Friedrich Schneider, Johannes-Kepler-Universität Linz – Ihr wirtschaftswissenschaftlicher Berufsstand hat errechnet, dass sich der Schaden durch Bestechung und Vorteilsnahme in Deutschland auf etwa 250 Milliarden Euro beläuft. Jährlich. „Gelänge es, die Korruption wieder zurückzufahren, zum Beispiel auf den Wert des Jahres 2004, würde der Schaden, den die deutsche Wirtschaft erleidet, um 30 Milliarden Euro sinken“, so bilanzieren Sie. Abgesehen davon, dass es Groß-Korruption in aller Welt, vor allem natürlich in China und Russland, gibt, nicht aber in unserem global vorbildlich solidarischen Gemeinwesen, gleicht Ihre Empfehlung sehr dem Versuch, einem Kokainabhängigen zu raten, doch besser wieder zum Drogenniveau von Haschisch zurückzukehren
Peter Ramsauer, dem Vernehmen nach Bundesverkehrsminister – In Ihrer überbordenden Suche nach Nebenkriegsschauplätzen des deutschen Verkehrswesens haben Sie angekündigt, die berüchtigte medizinisch-psychologische Untersuchung (MPU) reformieren zu wollen.

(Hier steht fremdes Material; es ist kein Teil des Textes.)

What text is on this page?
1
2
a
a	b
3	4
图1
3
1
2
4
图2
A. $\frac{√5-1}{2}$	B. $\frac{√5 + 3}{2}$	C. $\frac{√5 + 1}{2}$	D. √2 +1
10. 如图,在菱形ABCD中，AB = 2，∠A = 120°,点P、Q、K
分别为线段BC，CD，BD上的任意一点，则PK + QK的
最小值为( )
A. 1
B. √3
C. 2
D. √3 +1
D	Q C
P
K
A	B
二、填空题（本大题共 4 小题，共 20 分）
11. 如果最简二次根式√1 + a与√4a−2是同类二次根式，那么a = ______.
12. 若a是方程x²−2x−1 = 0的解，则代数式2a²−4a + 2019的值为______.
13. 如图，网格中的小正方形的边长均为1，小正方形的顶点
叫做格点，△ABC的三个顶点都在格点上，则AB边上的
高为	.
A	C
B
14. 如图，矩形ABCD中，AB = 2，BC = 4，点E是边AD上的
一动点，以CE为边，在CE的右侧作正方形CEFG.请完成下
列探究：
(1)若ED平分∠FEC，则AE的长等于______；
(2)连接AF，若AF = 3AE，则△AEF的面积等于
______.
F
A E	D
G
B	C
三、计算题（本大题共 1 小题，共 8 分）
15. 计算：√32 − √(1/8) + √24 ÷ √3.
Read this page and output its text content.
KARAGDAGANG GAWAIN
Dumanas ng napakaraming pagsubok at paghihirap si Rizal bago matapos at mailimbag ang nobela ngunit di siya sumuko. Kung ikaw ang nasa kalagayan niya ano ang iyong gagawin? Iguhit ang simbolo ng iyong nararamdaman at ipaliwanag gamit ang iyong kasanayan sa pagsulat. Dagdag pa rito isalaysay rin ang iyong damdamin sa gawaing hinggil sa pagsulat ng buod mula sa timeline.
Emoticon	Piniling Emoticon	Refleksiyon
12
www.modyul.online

Das ist ebenso mutig wie vordringlich in Anbetracht schlechter Straßen und maroder öffentlicher Alternativen zum Individualverkehr. Da Sie das unglaublich heiße Eisen aber nun schon anpacken, hätten wir einen Vorschlag: Wenn Ziel Ihrer MPU-Novelle „die Sicherung von Einzelfallgerechtigkeit, Rechtsgleichheit, Qualität und Transparenz“ ist – könnten Sie dann nicht ein Verfahren gleich mitinitiieren, das mindestens Politkollegen wie Ihren CSU-Parteifreund Dobrindt zu einer mindestens jährlichen Überprüfung ihrer geistigen Verfasstheit verpflichtet?